Once you have financing options lined up, the next step is to use a checklist to ensure you’re picking the right spot for the new shop in your chain. This is an incredibly paramount aspect to consider, as it will directly affect the purchase price of the facility and the potential traffic and popularity of the storefront. As usual in real estate, you’ll have to pay more for a better location, but a higher price doesn’t always equate to a better spot when it comes to choosing the location of a retail outlet. A great way to gauge commercial potential is to examine how busy nearby businesses are. Properties that are situated along major roads are almost always good choices, as are those based in plazas and malls.

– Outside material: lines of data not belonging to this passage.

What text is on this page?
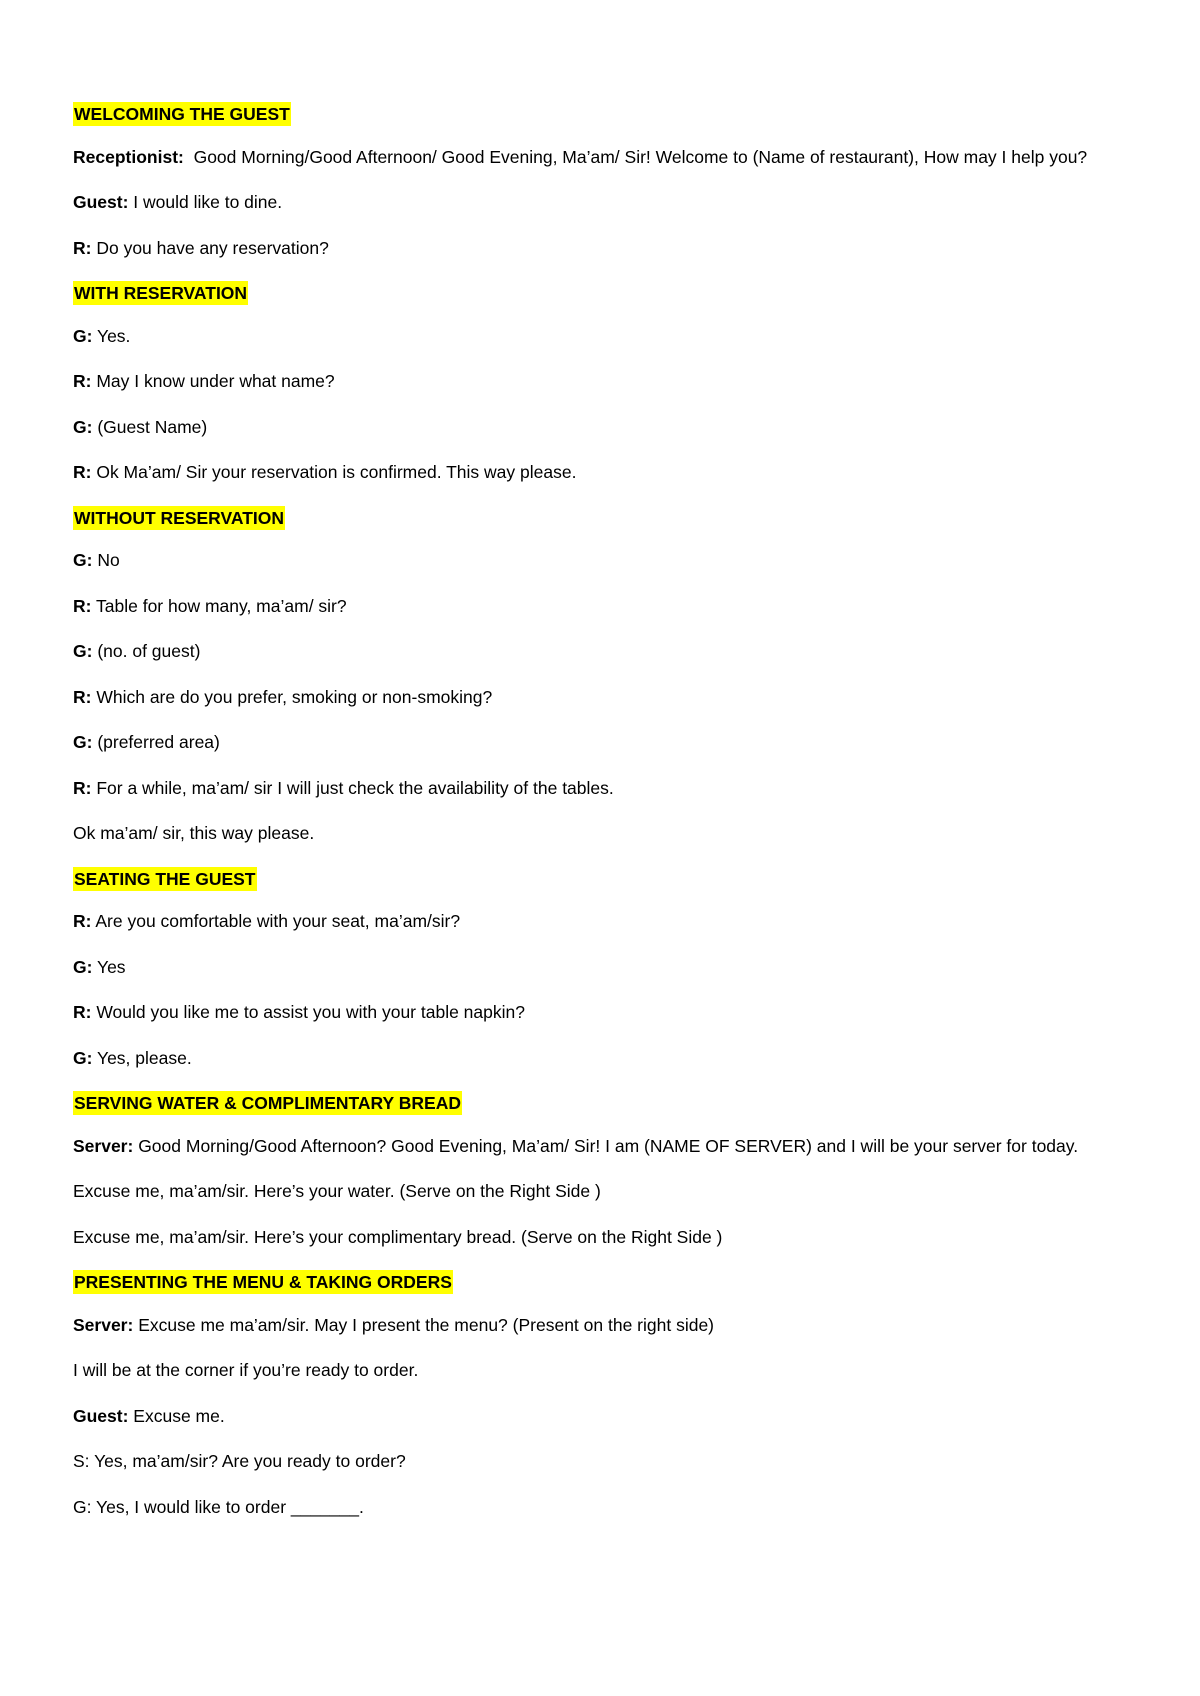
WELCOMING THE GUEST

Receptionist:  Good Morning/Good Afternoon/ Good Evening, Ma’am/ Sir! Welcome to (Name of restaurant), How may I help you?

Guest: I would like to dine.

R: Do you have any reservation?

WITH RESERVATION

G: Yes.

R: May I know under what name?

G: (Guest Name)

R: Ok Ma’am/ Sir your reservation is confirmed. This way please.

WITHOUT RESERVATION

G: No

R: Table for how many, ma’am/ sir?

G: (no. of guest)

R: Which are do you prefer, smoking or non-smoking?

G: (preferred area)

R: For a while, ma’am/ sir I will just check the availability of the tables.

Ok ma’am/ sir, this way please.

SEATING THE GUEST

R: Are you comfortable with your seat, ma’am/sir?

G: Yes

R: Would you like me to assist you with your table napkin?

G: Yes, please.

SERVING WATER & COMPLIMENTARY BREAD

Server: Good Morning/Good Afternoon? Good Evening, Ma’am/ Sir! I am (NAME OF SERVER) and I will be your server for today.

Excuse me, ma’am/sir. Here’s your water. (Serve on the Right Side )

Excuse me, ma’am/sir. Here’s your complimentary bread. (Serve on the Right Side )

PRESENTING THE MENU & TAKING ORDERS

Server: Excuse me ma’am/sir. May I present the menu? (Present on the right side)

I will be at the corner if you’re ready to order.

Guest: Excuse me.

S: Yes, ma’am/sir? Are you ready to order?

G: Yes, I would like to order _______.
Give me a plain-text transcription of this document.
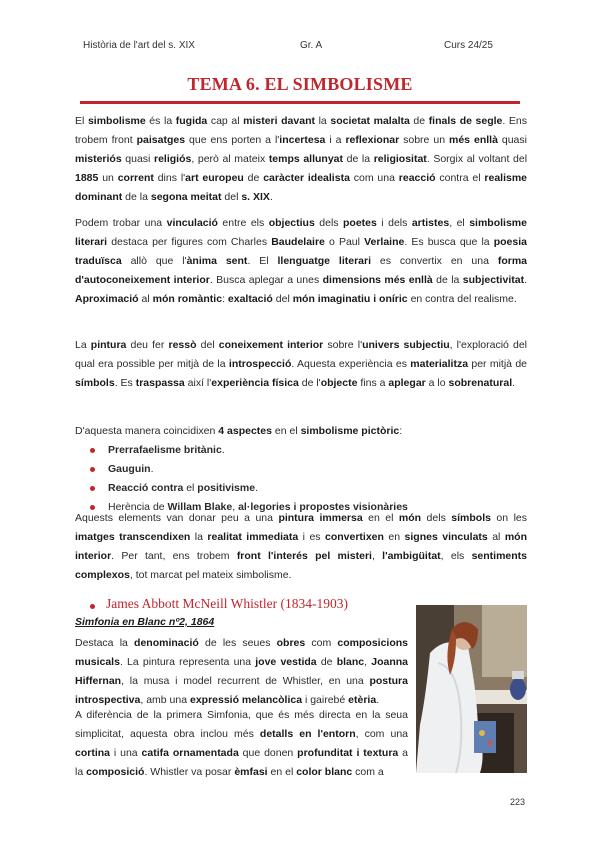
Història de l'art del s. XIX	Gr. A	Curs 24/25
TEMA 6. EL SIMBOLISME

El simbolisme és la fugida cap al misteri davant la societat malalta de finals de segle. Ens trobem front paisatges que ens porten a l'incertesa i a reflexionar sobre un més enllà quasi misteriós quasi religiós, però al mateix temps allunyat de la religiositat. Sorgix al voltant del 1885 un corrent dins l'art europeu de caràcter idealista com una reacció contra el realisme dominant de la segona meitat del s. XIX.

Podem trobar una vinculació entre els objectius dels poetes i dels artistes, el simbolisme literari destaca per figures com Charles Baudelaire o Paul Verlaine. Es busca que la poesia traduïsca allò que l'ànima sent. El llenguatge literari es convertix en una forma d'autoconeixement interior. Busca aplegar a unes dimensions més enllà de la subjectivitat. Aproximació al món romàntic: exaltació del món imaginatiu i oníric en contra del realisme.

La pintura deu fer ressò del coneixement interior sobre l'univers subjectiu, l'exploració del qual era possible per mitjà de la introspecció. Aquesta experiència es materialitza per mitjà de símbols. Es traspassa així l'experiència física de l'objecte fins a aplegar a lo sobrenatural.

D'aquesta manera coincidixen 4 aspectes en el simbolisme pictòric:

Prerrafaelisme britànic.
Gauguin.
Reacció contra el positivisme.
Herència de Willam Blake, al·legories i propostes visionàries

Aquests elements van donar peu a una pintura immersa en el món dels símbols on les imatges transcendixen la realitat immediata i es convertixen en signes vinculats al món interior. Per tant, ens trobem front l'interés pel misteri, l'ambigüitat, els sentiments complexos, tot marcat pel mateix simbolisme.

James Abbott McNeill Whistler (1834-1903)
Simfonia en Blanc nº2, 1864

Destaca la denominació de les seues obres com composicions musicals. La pintura representa una jove vestida de blanc, Joanna Hiffernan, la musa i model recurrent de Whistler, en una postura introspectiva, amb una expressió melancòlica i gairebé etèria.

A diferència de la primera Simfonia, que és més directa en la seua simplicitat, aquesta obra inclou més detalls en l'entorn, com una cortina i una catifa ornamentada que donen profunditat i textura a la composició. Whistler va posar èmfasi en el color blanc com a

223
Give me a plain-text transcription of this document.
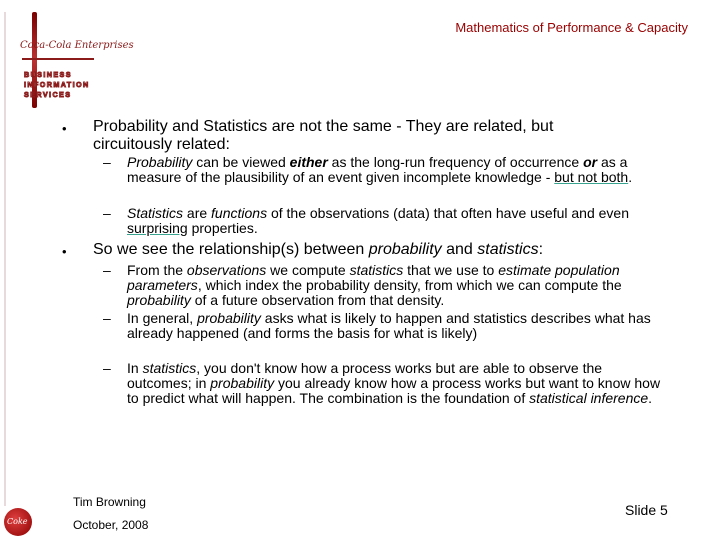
Coca-Cola Enterprises
BUSINESS
INFORMATION
SERVICES
Mathematics of Performance & Capacity
• Probability and Statistics are not the same - They are related, but
circuitously related:
– Probability can be viewed either as the long-run frequency of occurrence or as a measure of the plausibility of an event given incomplete knowledge - but not both.
– Statistics are functions of the observations (data) that often have useful and even surprising properties.
• So we see the relationship(s) between probability and statistics:
– From the observations we compute statistics that we use to estimate population parameters, which index the probability density, from which we can compute the probability of a future observation from that density.
– In general, probability asks what is likely to happen and statistics describes what has already happened (and forms the basis for what is likely)
– In statistics, you don't know how a process works but are able to observe the outcomes; in probability you already know how a process works but want to know how to predict what will happen. The combination is the foundation of statistical inference.
Tim Browning
October, 2008
Slide 5
Coke
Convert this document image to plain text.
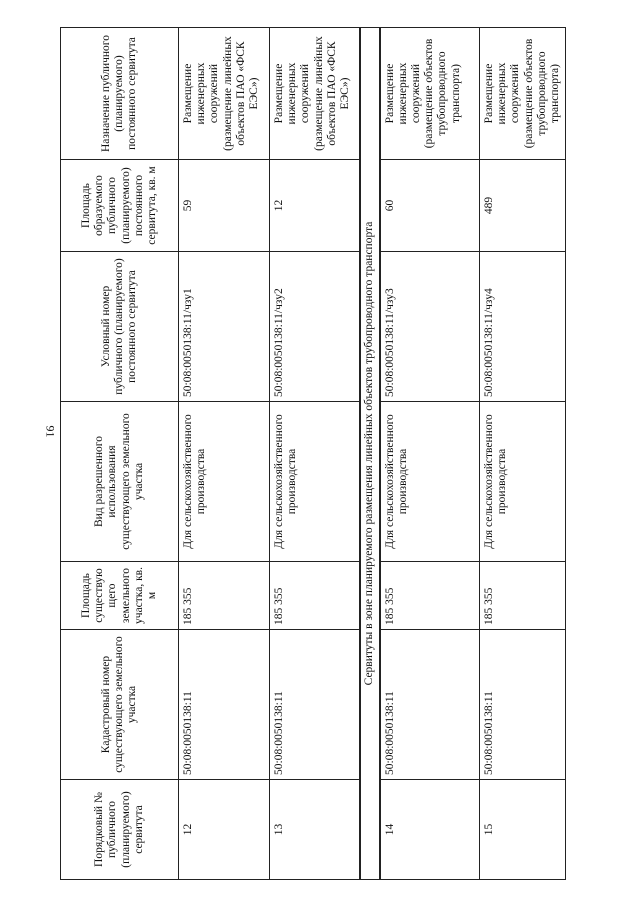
91
Порядковый № публичного (планируемого) сервитута	Кадастровый номер существующего земельного участка	Площадь существую щего земельного участка, кв. м	Вид разрешенного использования существующего земельного участка	Условный номер публичного (планируемого) постоянного сервитута	Площадь образуемого публичного (планируемого) постоянного сервитута, кв. м	Назначение публичного (планируемого) постоянного сервитута
12	50:08:0050138:11	185 355	Для сельскохозяйственного производства	50:08:0050138:11/чзу1	59	Размещение инженерных сооружений (размещение линейных объектов ПАО «ФСК ЕЭС»)
13	50:08:0050138:11	185 355	Для сельскохозяйственного производства	50:08:0050138:11/чзу2	12	Размещение инженерных сооружений (размещение линейных объектов ПАО «ФСК ЕЭС»)
Сервитуты в зоне планируемого размещения линейных объектов трубопроводного транспорта						
14	50:08:0050138:11	185 355	Для сельскохозяйственного производства	50:08:0050138:11/чзу3	60	Размещение инженерных сооружений (размещение объектов трубопроводного транспорта)
15	50:08:0050138:11	185 355	Для сельскохозяйственного производства	50:08:0050138:11/чзу4	489	Размещение инженерных сооружений (размещение объектов трубопроводного транспорта)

    1. Preparing for the Opening Logistics

With financing and location settled, the final steps in opening your new store will be similar to those encountered during the process of opening your first shop, but depending on how long ago you started the primary business, there may be some significant changes in the fees, licensing requirements, and other technicalities involved. You might want to invest in marketing services to promote awareness about your new location’s grand opening, as paying back your financiers promptly will require a fast-growing revenue rather than the slow, organic approach that you might’ve taken with the first store.

    1. Stocking and Staffing a Secondary Store

In closing, another significant aspect to take into account when budgeting is how much it’s going to cost to fully stock and staff both stores on a monthly basis. Performing this calculation and allowing some extra room for error will ensure that you’re not overcommitting to a second location prematurely.